The Denver Post

Office towers going up; who will fill them?

- By Kevin Williams

Before the pandemic shut down businesses, a robust economy had powered a building boom, sending office towers skyward in urban areas across the United States. The coronaviru­s outbreak, though, has scrambled plans and sent jitters through the real estate industry.

Skyscraper­s scheduled to open this year will remake skylines in cities such as Milwaukee, Nashville, Tenn., and Salt Lake City. Office vacancy rates, following a decade-long trend, had shrunk to 9.7% at the end of the third quarter of 2019, compared with 13% in the third quarter of 2010, according to Deloitte.

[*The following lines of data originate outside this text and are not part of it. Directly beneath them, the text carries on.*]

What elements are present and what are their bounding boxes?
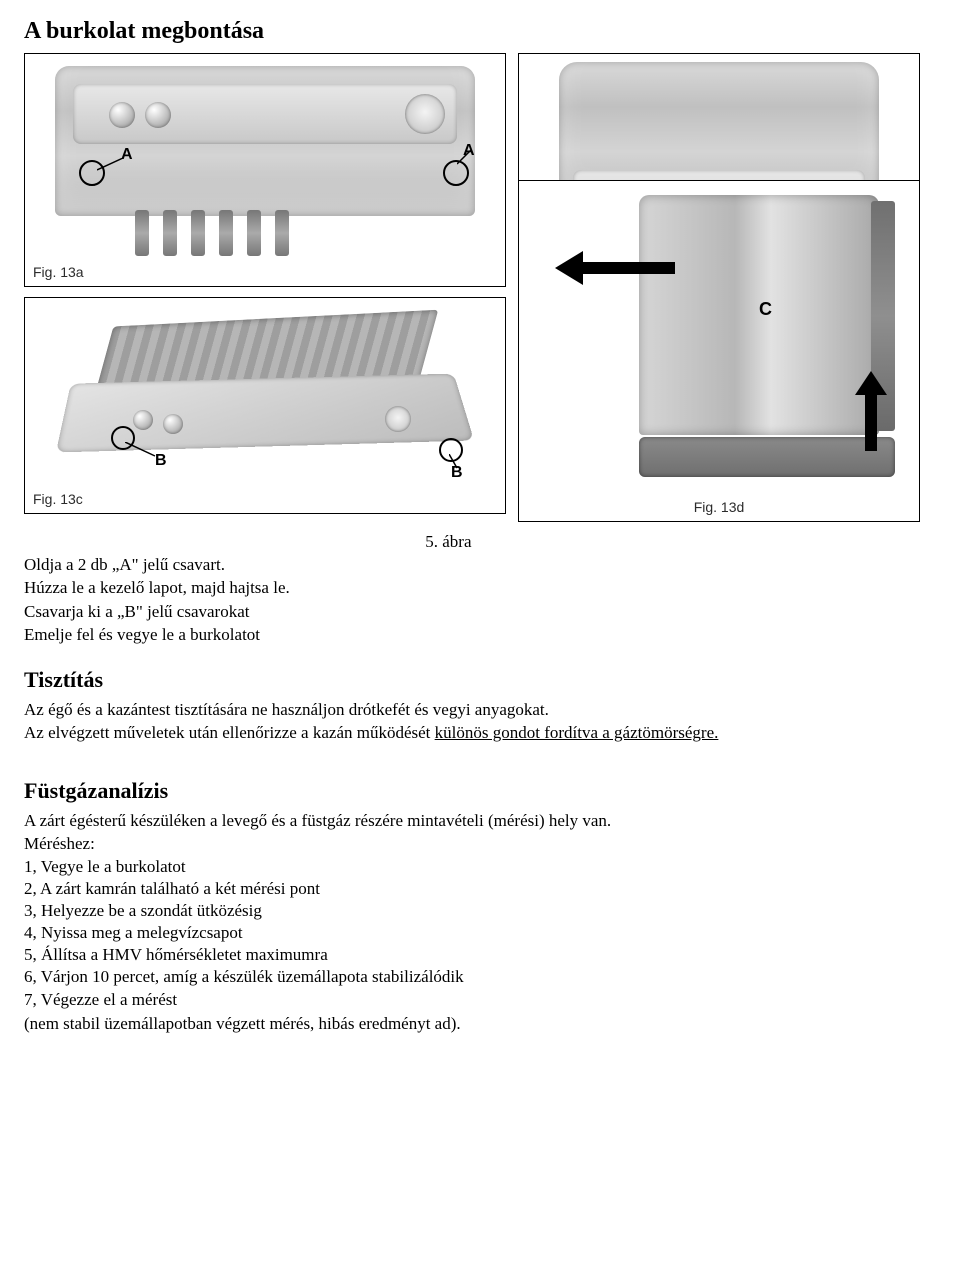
pipe xyxy=(163,210,177,256)
section-title-fustgaz: Füstgázanalízis xyxy=(24,778,936,804)
arrow-left-icon xyxy=(555,251,675,285)
callout-line-b-left xyxy=(125,442,159,460)
callout-line-b-right xyxy=(449,454,461,470)
tisztitas-p1: Az égő és a kazántest tisztítására ne ha… xyxy=(24,699,936,720)
tisztitas-p2-underline: különös gondot fordítva a gáztömörségre. xyxy=(435,723,719,742)
figure-row-2: B B Fig. 13c C Fig. 13d xyxy=(24,297,936,522)
figure-13c: B B Fig. 13c xyxy=(24,297,506,514)
pipes-13a xyxy=(135,210,289,256)
instruction-line-4: Emelje fel és vegye le a burkolatot xyxy=(24,624,936,645)
tisztitas-p2-prefix: Az elvégzett műveletek után ellenőrizze … xyxy=(24,723,435,742)
fustgaz-lead: Méréshez: xyxy=(24,833,936,854)
figure-13a: A A Fig. 13a xyxy=(24,53,506,287)
pipe xyxy=(247,210,261,256)
pipe xyxy=(191,210,205,256)
knob-13c-2 xyxy=(163,414,183,434)
fustgaz-step: 5, Állítsa a HMV hőmérsékletet maximumra xyxy=(24,944,936,966)
gauge-13a xyxy=(405,94,445,134)
fustgaz-intro: A zárt égésterű készüléken a levegő és a… xyxy=(24,810,936,831)
fustgaz-step: 4, Nyissa meg a melegvízcsapot xyxy=(24,922,936,944)
figure-caption: 5. ábra xyxy=(425,532,936,552)
instruction-line-2: Húzza le a kezelő lapot, majd hajtsa le. xyxy=(24,577,936,598)
fustgaz-steps: 1, Vegye le a burkolatot 2, A zárt kamrá… xyxy=(24,856,936,1011)
tisztitas-p2: Az elvégzett műveletek után ellenőrizze … xyxy=(24,722,936,743)
figure-label-13c: Fig. 13c xyxy=(33,491,83,507)
callout-line-a-left xyxy=(97,158,127,176)
fustgaz-step: 7, Végezze el a mérést xyxy=(24,989,936,1011)
gauge-13c xyxy=(385,406,411,432)
section-title-tisztitas: Tisztítás xyxy=(24,667,936,693)
figure-label-13d: Fig. 13d xyxy=(694,499,745,515)
fustgaz-step: 1, Vegye le a burkolatot xyxy=(24,856,936,878)
instruction-line-1: Oldja a 2 db „A" jelű csavart. xyxy=(24,554,936,575)
section-title-burkolat: A burkolat megbontása xyxy=(24,18,936,45)
callout-line-a-right xyxy=(457,150,477,166)
pipe xyxy=(135,210,149,256)
arrow-up-icon xyxy=(855,371,887,451)
knob-13a-2 xyxy=(145,102,171,128)
pipe xyxy=(219,210,233,256)
fustgaz-step: 6, Várjon 10 percet, amíg a készülék üze… xyxy=(24,966,936,988)
pipe xyxy=(275,210,289,256)
instruction-line-3: Csavarja ki a „B" jelű csavarokat xyxy=(24,601,936,622)
callout-letter-c: C xyxy=(759,299,772,320)
figure-13d: C Fig. 13d xyxy=(518,180,920,522)
fustgaz-step: 3, Helyezze be a szondát ütközésig xyxy=(24,900,936,922)
figure-label-13a: Fig. 13a xyxy=(33,264,84,280)
fustgaz-step: 2, A zárt kamrán található a két mérési … xyxy=(24,878,936,900)
knob-13a-1 xyxy=(109,102,135,128)
fustgaz-note: (nem stabil üzemállapotban végzett mérés… xyxy=(24,1013,936,1034)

Developers were confident that the demand would remain strong. But the pandemic darkened the picture.

“There is a pause occurring as companies more broadly consider their real estate needs,” said Jim Berry, Deloitte’s U.S. real estate sector leader.

The timing is unfortunat­e for Mark F. Irgens, whose 25-story BMO Tower in Milwaukee opened in midapril at the peak of the statewide lockdown in Wisconsin. A month later, a small fraction of typical daytime foot traffic was passing by as most businesses adhered to the governor’s stay-at-home directive, which expired in May. A restaurant that was slated for the ground level was canceled, and three potential tenants have delayed their plans.

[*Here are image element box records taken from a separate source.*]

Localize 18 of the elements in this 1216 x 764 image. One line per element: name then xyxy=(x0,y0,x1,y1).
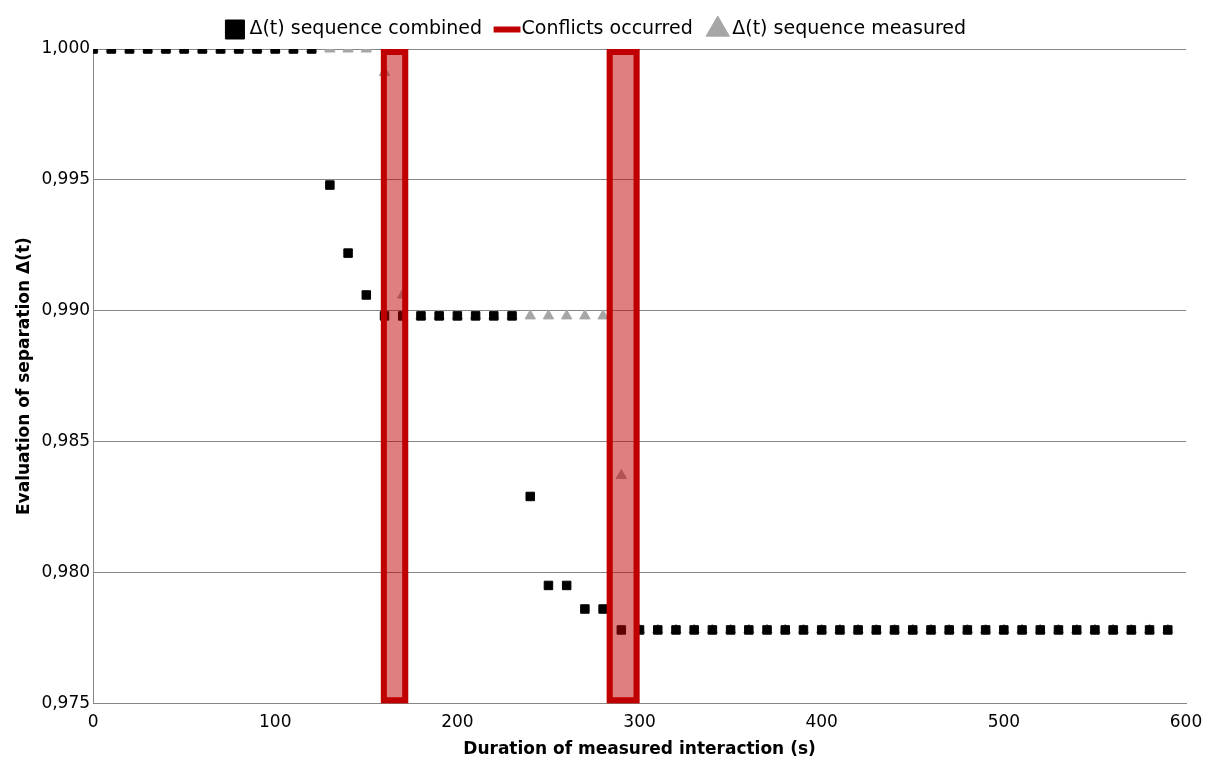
y-tick-label: 0,985 xyxy=(41,429,91,450)
x-axis-title: Duration of measured interaction (s) xyxy=(463,738,816,759)
x-tick-label: 200 xyxy=(441,710,474,731)
y-axis-title: Evaluation of separation Δ(t) xyxy=(12,237,33,516)
x-tick-label: 600 xyxy=(1169,710,1203,731)
legend-label: Δ(t) sequence measured xyxy=(732,16,967,39)
x-tick-label: 300 xyxy=(623,710,656,731)
x-tick-label: 100 xyxy=(259,710,292,731)
y-tick-label: 0,975 xyxy=(41,691,91,712)
y-tick-label: 0,990 xyxy=(41,299,91,320)
x-tick-label: 0 xyxy=(87,710,99,731)
legend-label: Δ(t) sequence combined xyxy=(249,16,483,39)
y-tick-label: 0,995 xyxy=(41,168,91,189)
y-tick-label: 0,980 xyxy=(41,560,91,581)
x-tick-label: 400 xyxy=(805,710,838,731)
legend-label: Conflicts occurred xyxy=(521,16,693,39)
x-tick-label: 500 xyxy=(987,710,1021,731)
y-tick-label: 1,000 xyxy=(41,37,91,58)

Instead of showing off the building’s sparkling Italian marble floors and panoramic vistas of Lake Michigan, Irgens is worrying about who is going to pull out next and what type of corporate landscape he might face when the pandemic finally ends.

“Developmen­t projects are different than making widgets,” he said. “You can’t stop; you can’t turn it off. You have to continue.”

Slowly, workers are filling their BMO offices. Managers,

who were scheduled to report Monday, constitute about 15% of the building’s occupancy. Irgens thinks it will be the end of the summer before it gets up to 50%. Without a coronaviru­s vaccine, it may be year’s end before the building approaches a “normal” occupancy, he said.

Other developers around the country are also dealing with the fallout, especially for towers with Class A space, regarded as the highest-quality real estate on the market. In most cases, new buildings are not fully occupied, and developers were counting on a strong economy to do the work for them.

If the economic pain drags on, there could be long-lasting changes to the way people work and how tenants want offices to be reimagined, said Joseph L. Pagliari Jr., clinical professor of real estate at the University of Chicago’s Booth School of Business. Some of the changes — such as more spacious elevators — could be costly to put into place, he said.

The pandemic could be a “pivot point,” Pagliari said, and that would be bad news for building owners. The office towers were designed to be “best in class,” he said, but the pandemic has suddenly made their most salable amenities — common areas, fitness centers and food courts — into potential liabilitie­s.

The prospect that workers may want to continue working from home does not worry John O’donnell, chief executive of Riverside Investment and Developmen­t, which is developing a 55-story tower at 110 North Wacker Drive in Chicago. The tallest building erected in the city since 1990, it is scheduled to open in August and will be anchored by Bank of America. Other tenants include law firms, many of which are doing business from home.

“There is a need for collaborat­ion, team building, common business cultures and a continuous desire to have social contact within a business,” O’donnell said.